First, it puts the buyer before the sale. That means that you are researching the "Buyer's Journey" that your prospect is likely to follow and helping them along the way. You are no longer cold-calling and sending emails to no-man's-land. Just like with inbound marketing, inbound sales will nurture the prospect along the buyer's journey.
In the awareness stages of Inbound Sales, providing helpful answers (marketing) to questions on social meda, writing content for their industry or company that gives credibility to you as a source, and being an active leader of online discussions can show someone looking for answers that you are a thought leader on the topic. Then, during consideration, the salesperson should be providing helpful blog articles, hosting webinars, and possibly calling to listen to a prospect's problem at hand. After this, you (the salesperson) will know the issue, can solve the issue, and then begin working on a strategy that will help close the sale.

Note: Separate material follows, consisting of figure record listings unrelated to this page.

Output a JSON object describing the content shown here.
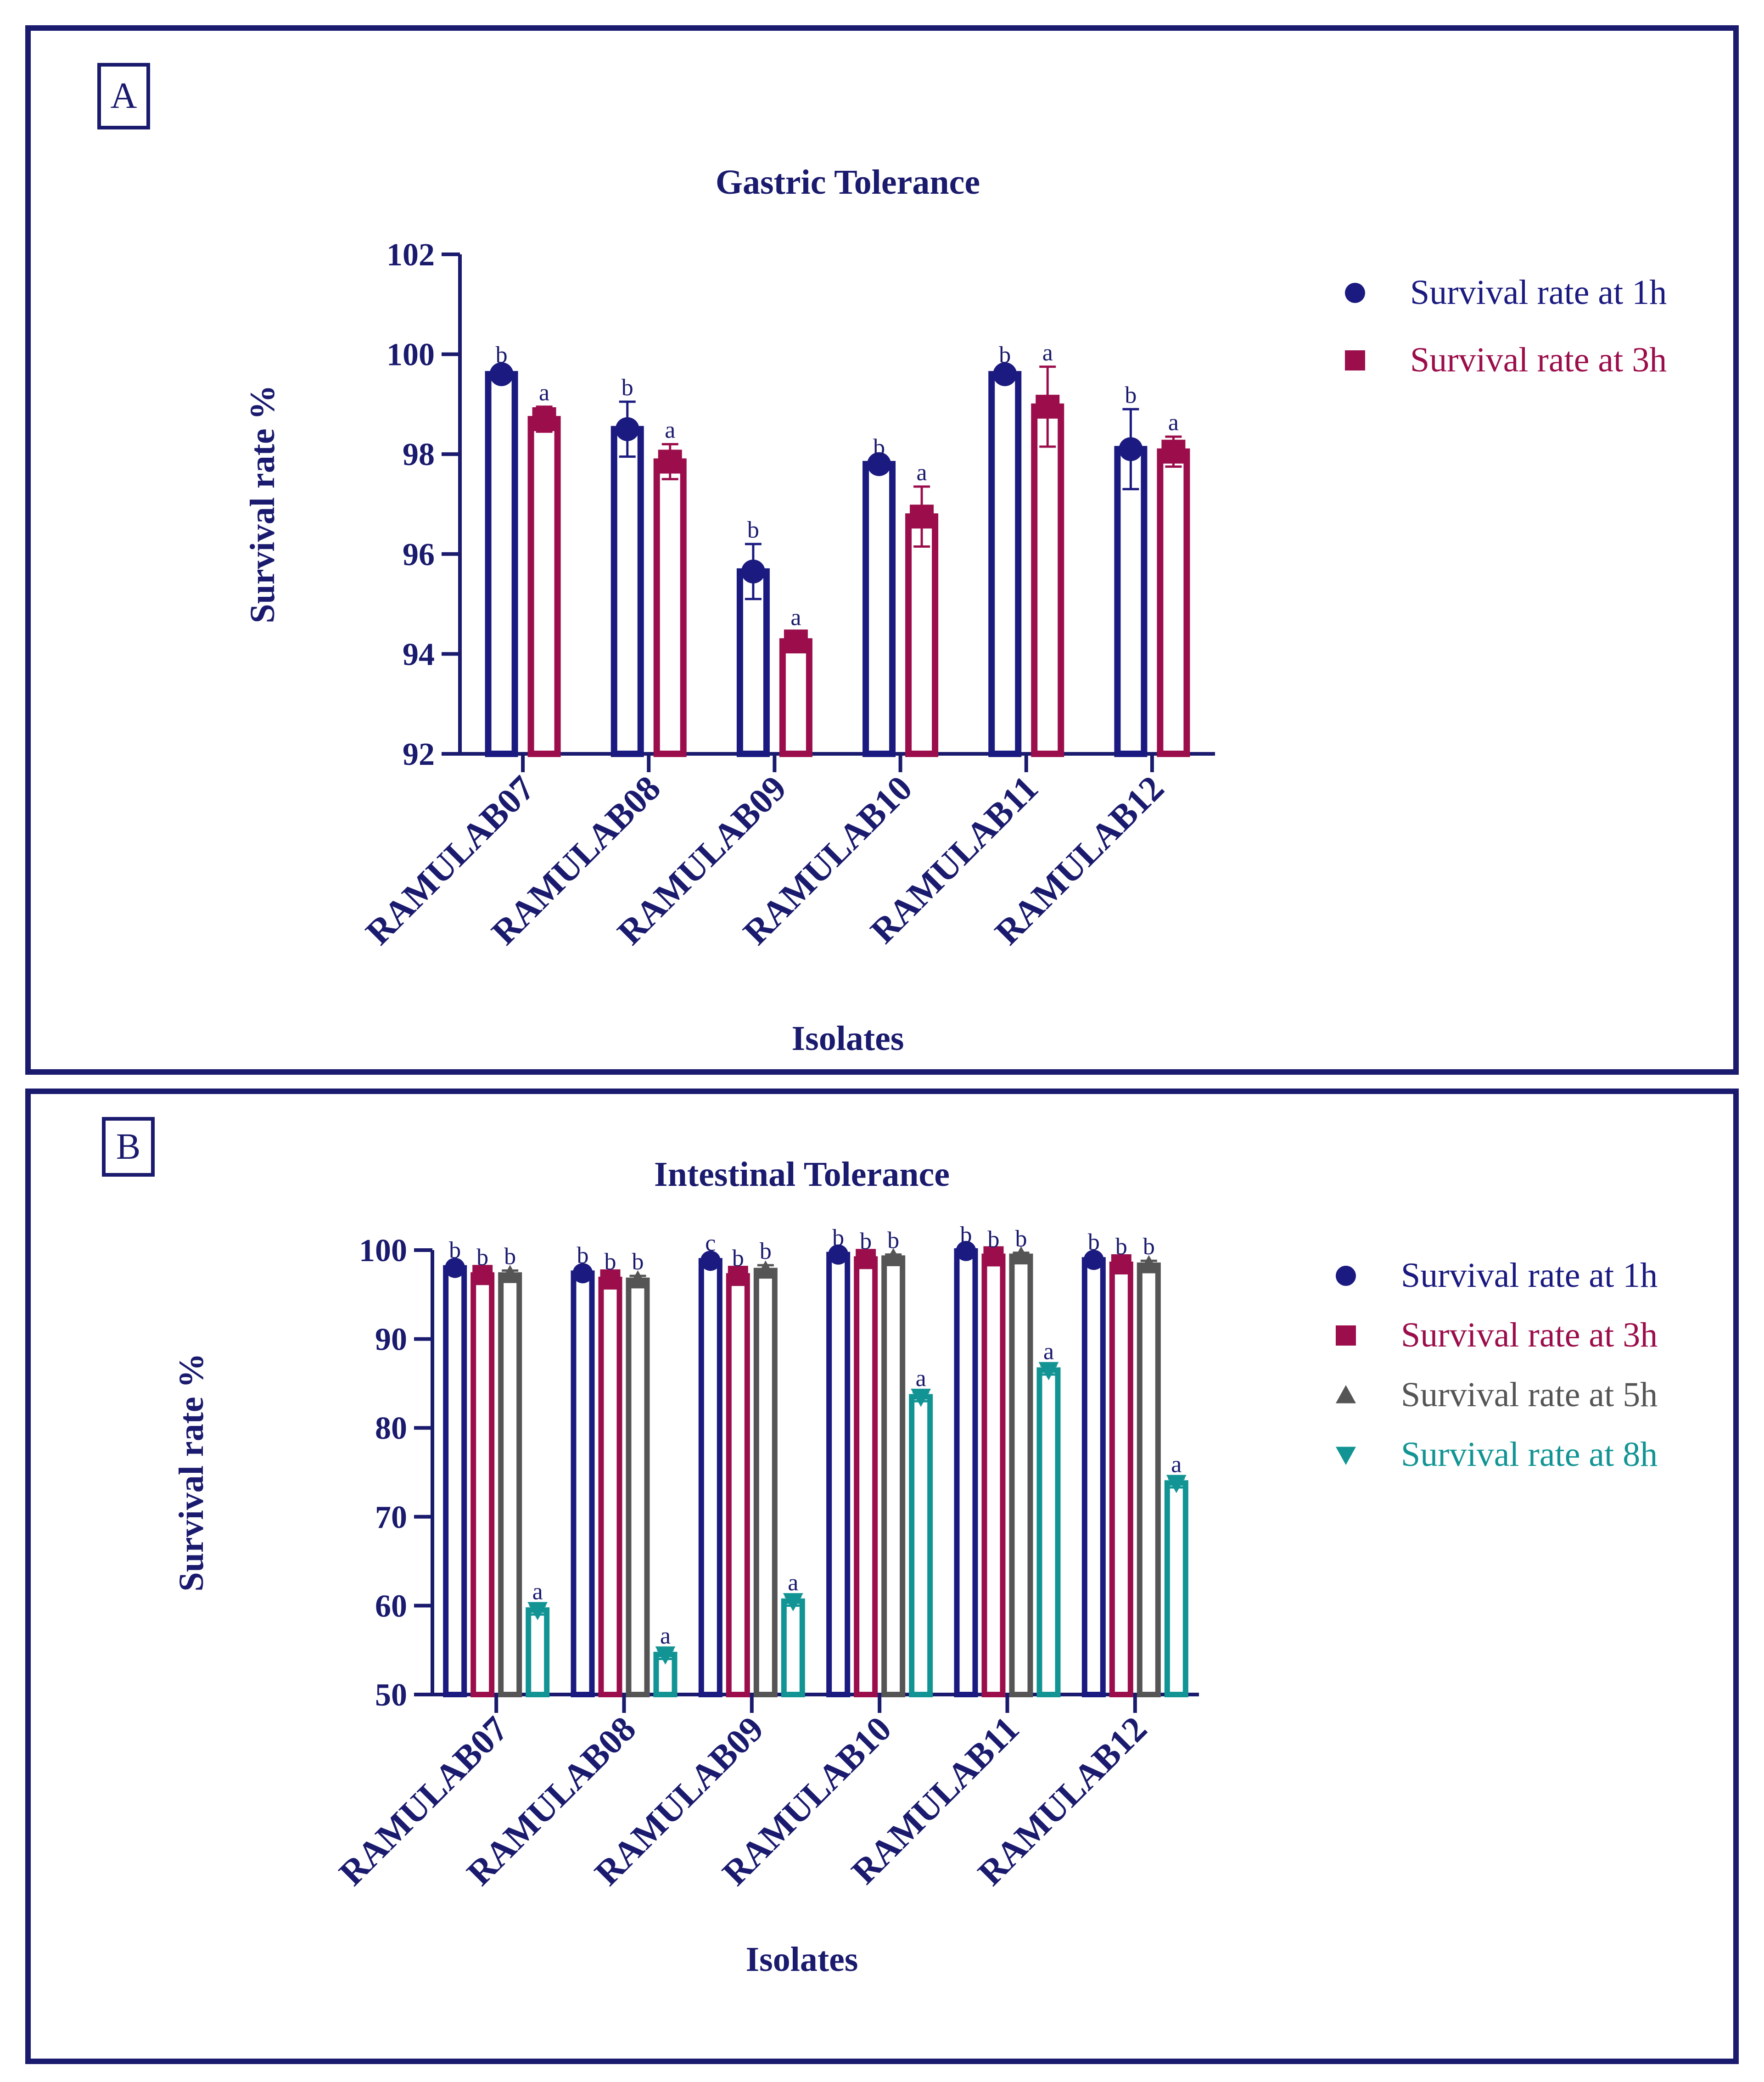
{
  "panels": {
    "A": {
      "letter": "A"
    },
    "B": {
      "letter": "B"
    }
  },
  "chart_data": [
    {
      "type": "bar",
      "title": "Gastric Tolerance",
      "xlabel": "Isolates",
      "ylabel": "Survival rate %",
      "ylim": [
        92,
        102
      ],
      "yticks": [
        92,
        94,
        96,
        98,
        100,
        102
      ],
      "categories": [
        "RAMULAB07",
        "RAMULAB08",
        "RAMULAB09",
        "RAMULAB10",
        "RAMULAB11",
        "RAMULAB12"
      ],
      "legend_position": "top-right",
      "series": [
        {
          "name": "Survival rate at 1h",
          "color": "#1a1a80",
          "marker": "circle",
          "values": [
            99.6,
            98.5,
            95.65,
            97.8,
            99.6,
            98.1
          ],
          "errors": [
            0.1,
            0.55,
            0.55,
            0.05,
            0.1,
            0.8
          ],
          "letters": [
            "b",
            "b",
            "b",
            "b",
            "b",
            "b"
          ]
        },
        {
          "name": "Survival rate at 3h",
          "color": "#9b0e4b",
          "marker": "square",
          "values": [
            98.7,
            97.85,
            94.25,
            96.75,
            98.95,
            98.05
          ],
          "errors": [
            0.25,
            0.35,
            0.2,
            0.6,
            0.8,
            0.3
          ],
          "letters": [
            "a",
            "a",
            "a",
            "a",
            "a",
            "a"
          ]
        }
      ]
    },
    {
      "type": "bar",
      "title": "Intestinal Tolerance",
      "xlabel": "Isolates",
      "ylabel": "Survival rate %",
      "ylim": [
        50,
        100
      ],
      "yticks": [
        50,
        60,
        70,
        80,
        90,
        100
      ],
      "categories": [
        "RAMULAB07",
        "RAMULAB08",
        "RAMULAB09",
        "RAMULAB10",
        "RAMULAB11",
        "RAMULAB12"
      ],
      "legend_position": "top-right",
      "series": [
        {
          "name": "Survival rate  at 1h",
          "color": "#1a1a80",
          "marker": "circle",
          "values": [
            98.0,
            97.4,
            98.8,
            99.5,
            99.9,
            98.9
          ],
          "errors": [
            0.4,
            0.4,
            0.4,
            0.3,
            0.2,
            0.4
          ],
          "letters": [
            "b",
            "b",
            "c",
            "b",
            "b",
            "b"
          ]
        },
        {
          "name": "Survival rate at 3h",
          "color": "#9b0e4b",
          "marker": "square",
          "values": [
            97.2,
            96.7,
            97.1,
            99.0,
            99.3,
            98.4
          ],
          "errors": [
            0.4,
            0.4,
            0.4,
            0.4,
            0.3,
            0.4
          ],
          "letters": [
            "b",
            "b",
            "b",
            "b",
            "b",
            "b"
          ]
        },
        {
          "name": "Survival rate at 5h",
          "color": "#555555",
          "marker": "triangle-up",
          "values": [
            97.2,
            96.6,
            97.7,
            99.1,
            99.3,
            98.3
          ],
          "errors": [
            0.5,
            0.5,
            0.6,
            0.4,
            0.4,
            0.5
          ],
          "letters": [
            "b",
            "b",
            "b",
            "b",
            "b",
            "b"
          ]
        },
        {
          "name": "Survival rate at 8h",
          "color": "#139494",
          "marker": "triangle-down",
          "values": [
            59.5,
            54.5,
            60.5,
            83.5,
            86.5,
            73.8
          ],
          "errors": [
            0.5,
            0.5,
            0.5,
            0.5,
            0.5,
            0.5
          ],
          "letters": [
            "a",
            "a",
            "a",
            "a",
            "a",
            "a"
          ]
        }
      ]
    }
  ]
}
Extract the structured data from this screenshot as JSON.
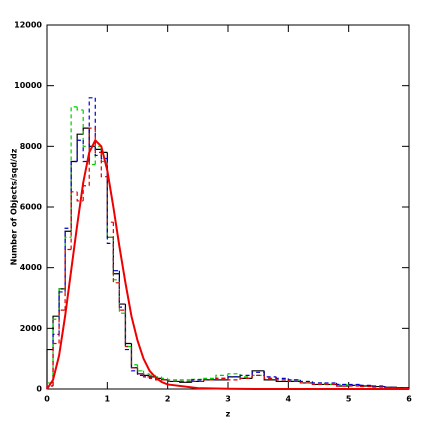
{
  "chart_data": {
    "type": "histogram",
    "x_label": "z",
    "y_label": "Number of Objects/sqd/dz",
    "xlim": [
      0,
      6
    ],
    "xticks": [
      0,
      1,
      2,
      3,
      4,
      5,
      6
    ],
    "ylim": [
      0,
      12000
    ],
    "yticks": [
      0,
      2000,
      4000,
      6000,
      8000,
      10000,
      12000
    ],
    "bins": [
      0,
      0.1,
      0.2,
      0.3,
      0.4,
      0.5,
      0.6,
      0.7,
      0.8,
      0.9,
      1.0,
      1.1,
      1.2,
      1.3,
      1.4,
      1.5,
      1.6,
      1.7,
      1.8,
      1.9,
      2.0,
      2.2,
      2.4,
      2.6,
      2.8,
      3.0,
      3.2,
      3.4,
      3.6,
      3.8,
      4.0,
      4.2,
      4.4,
      4.6,
      4.8,
      5.0,
      5.2,
      5.4,
      5.6,
      5.8,
      6.0
    ],
    "series": [
      {
        "color": "#000000",
        "linestyle": "solid",
        "values": [
          1300,
          2400,
          3300,
          5200,
          7500,
          8400,
          8600,
          8000,
          7900,
          7800,
          5000,
          3800,
          2800,
          1500,
          700,
          500,
          450,
          400,
          350,
          300,
          250,
          220,
          250,
          300,
          300,
          400,
          350,
          600,
          300,
          250,
          250,
          200,
          150,
          150,
          100,
          120,
          100,
          80,
          60,
          40
        ]
      },
      {
        "color": "#00cc00",
        "linestyle": "dashed",
        "values": [
          200,
          2300,
          3300,
          5000,
          9300,
          9200,
          8000,
          7400,
          8000,
          7500,
          5000,
          3600,
          2500,
          1400,
          800,
          600,
          500,
          450,
          400,
          350,
          300,
          300,
          320,
          350,
          450,
          500,
          400,
          450,
          350,
          300,
          300,
          250,
          200,
          150,
          150,
          120,
          100,
          80,
          60,
          40
        ]
      },
      {
        "color": "#0000cc",
        "linestyle": "dashed",
        "values": [
          100,
          1800,
          3200,
          5300,
          7500,
          8200,
          7500,
          9600,
          7700,
          7600,
          4800,
          3900,
          2700,
          1300,
          600,
          450,
          400,
          350,
          300,
          300,
          250,
          250,
          300,
          300,
          350,
          400,
          450,
          550,
          400,
          350,
          300,
          250,
          200,
          200,
          150,
          150,
          120,
          100,
          60,
          40
        ]
      },
      {
        "color": "#dd0000",
        "linestyle": "dashed",
        "values": [
          100,
          1500,
          2600,
          4600,
          6500,
          6200,
          6700,
          8600,
          7800,
          7000,
          5500,
          3500,
          2600,
          1400,
          700,
          500,
          400,
          350,
          300,
          300,
          250,
          250,
          250,
          300,
          350,
          300,
          350,
          450,
          350,
          300,
          250,
          200,
          150,
          150,
          100,
          100,
          80,
          60,
          50,
          30
        ]
      }
    ],
    "fit": {
      "color": "#ee0000",
      "x": [
        0,
        0.1,
        0.2,
        0.3,
        0.4,
        0.5,
        0.6,
        0.7,
        0.8,
        0.9,
        1.0,
        1.1,
        1.2,
        1.3,
        1.4,
        1.5,
        1.6,
        1.7,
        1.8,
        1.9,
        2.0,
        2.5,
        3.0,
        3.5,
        4.0,
        5.0,
        6.0
      ],
      "values": [
        0,
        300,
        1100,
        2400,
        3900,
        5400,
        6800,
        7800,
        8200,
        8000,
        7200,
        6000,
        4700,
        3500,
        2400,
        1600,
        1000,
        600,
        380,
        230,
        150,
        30,
        10,
        0,
        0,
        0,
        0
      ]
    }
  }
}
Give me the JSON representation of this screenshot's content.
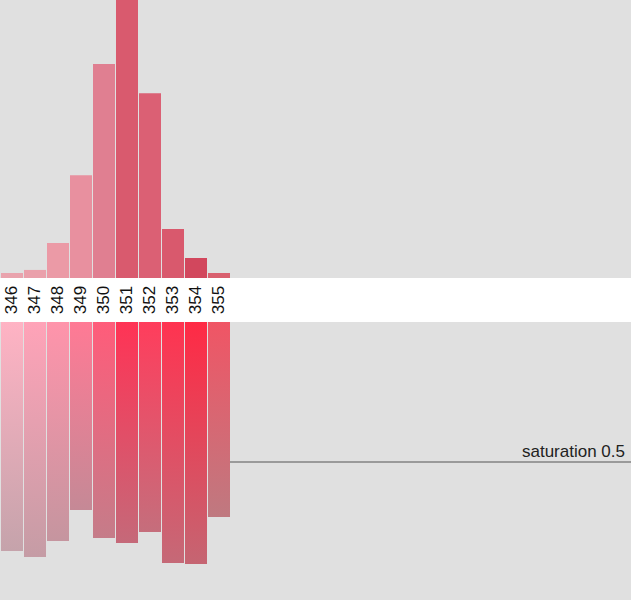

The content you create for your inbound sales prospecting can work in conjunction with your inbound marketing campaigns. In the awareness stage, you will be creating top funnel content that can help bring the prospect into your buyer's journey-focused workflow. A workflow provides the prospective buyer with the awareness, consideration and then decision-making content in that order.
Top funnel content based on a common problem in your prospect's industry is created to draw in new prospects from social media, blogging, or an email. The prospect is provided a link that takes them to a landing page with a form. They fill out the form and receive the content, and you can now send them into your workflow. In the form, they'll be asked to provide an email address. The middle funnel content will be sent to them by email to provide a solution to the problem that they are actively searching for. That content download will then send them your bottom funnel content email to provide ways in which your company can help fix the problem. You may now contact the prospect with a strategy.
If you are finding that cold-calling is no longer working for your company's sales team, it may be time for you to consider trying Inbound Sales. In today's world, social media, Google, and other libraries of information such as Pinterest, Buzzsumo or industry blogs have already been readily available to your prospects. They don't want to start all over from square one; they want more information for a problem they're already having, even if they aren't aware the problem exists.
Start by being a knowledgeable source for your industry. Create a list of common problems for your consumers and then create helpful content that's relevant to those problems. Send your content out on your blog, social media channels, and create online discussions. This will draw prospects to you in a natural, non-pushy way. Then provide case studies for ways you solved these problems for other clients that will give your company the credibility for prospects to look into your company further. If you can provide helpful information for common problems, teach them how to solve the problem, and then become a source for creating a strategy to fix them, you'll be closing a lot more sales.